When he decides to alter the written signs in Robinson Crusoe , Matt has allowed his parole to alter the langue he is using. That is, he has learned to place his own personal experience and friendship above preconceived cultural biases. He now sees Attean as an individual and views his culture through the lens of humanity rather than through that of a specific cultural system.

But Matt's language is not the only communication system described in The Sign of the Beaver . Whereas Speare emphasizes Matt's written language, she emphasizes Attean's oral language. Matt reads the story of Robinson Crusoe to Attean; Attean, in turn, tells this and other stories to the people of his village. In fact, this quality of oral storytelling is essential to the Indians' culture. The contrasting methods of expression --written for Matt and oral for Attean -- also reveal basic cultural contrasts. The Indian culture is based on the group, or the tribe, and, therefore, requires audience reaction and participation. Reading and writing, on the other hand, are basically solitary pursuits, practices that, according to Marshall McLuhan , separate and fragment individuals from one another -- as indeed an unrevised reading of Robinson Crusoe would have separated Matt and Attean. As McLuhan has further observed, "The patterns of the senses that are extended in the various languages of men are as varied as styles of dress and art.
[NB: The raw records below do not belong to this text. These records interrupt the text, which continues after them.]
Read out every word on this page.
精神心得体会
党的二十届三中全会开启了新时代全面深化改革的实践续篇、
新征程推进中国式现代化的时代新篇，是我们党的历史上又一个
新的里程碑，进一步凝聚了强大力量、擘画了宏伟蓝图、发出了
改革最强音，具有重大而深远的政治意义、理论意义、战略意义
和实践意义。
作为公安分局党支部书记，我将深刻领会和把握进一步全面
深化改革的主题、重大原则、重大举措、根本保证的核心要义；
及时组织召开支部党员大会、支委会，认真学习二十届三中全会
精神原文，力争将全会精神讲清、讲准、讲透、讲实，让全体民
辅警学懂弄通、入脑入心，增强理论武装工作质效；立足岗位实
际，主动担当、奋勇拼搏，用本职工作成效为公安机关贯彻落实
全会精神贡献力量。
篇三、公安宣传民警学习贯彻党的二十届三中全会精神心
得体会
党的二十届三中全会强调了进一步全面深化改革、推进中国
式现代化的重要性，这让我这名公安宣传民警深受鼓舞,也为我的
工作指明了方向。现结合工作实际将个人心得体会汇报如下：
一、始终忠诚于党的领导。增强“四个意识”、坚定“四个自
Each mother tongue teaches its users a way of seeing and feeling the world, and of acting in the world, that is quite unique" (p. 83).

Indeed, as representatives of their cultures, Matt and Attean do see and feel the world quite differently. For example, Matt and his father have "bought" the land where they have built their cabin. However, Attean does not understand the concept of ownership of land because his culture views the land itself as a separate entity like the sky or the sea:

"How one man own ground?" Attean questioned.

"Well, my father owns it now. He bought it."

"I not understand." Attean scowled. "How can man own land? Land same as air. Land for all people to live on. For beaver and deer. Does deer own land?" (p.117)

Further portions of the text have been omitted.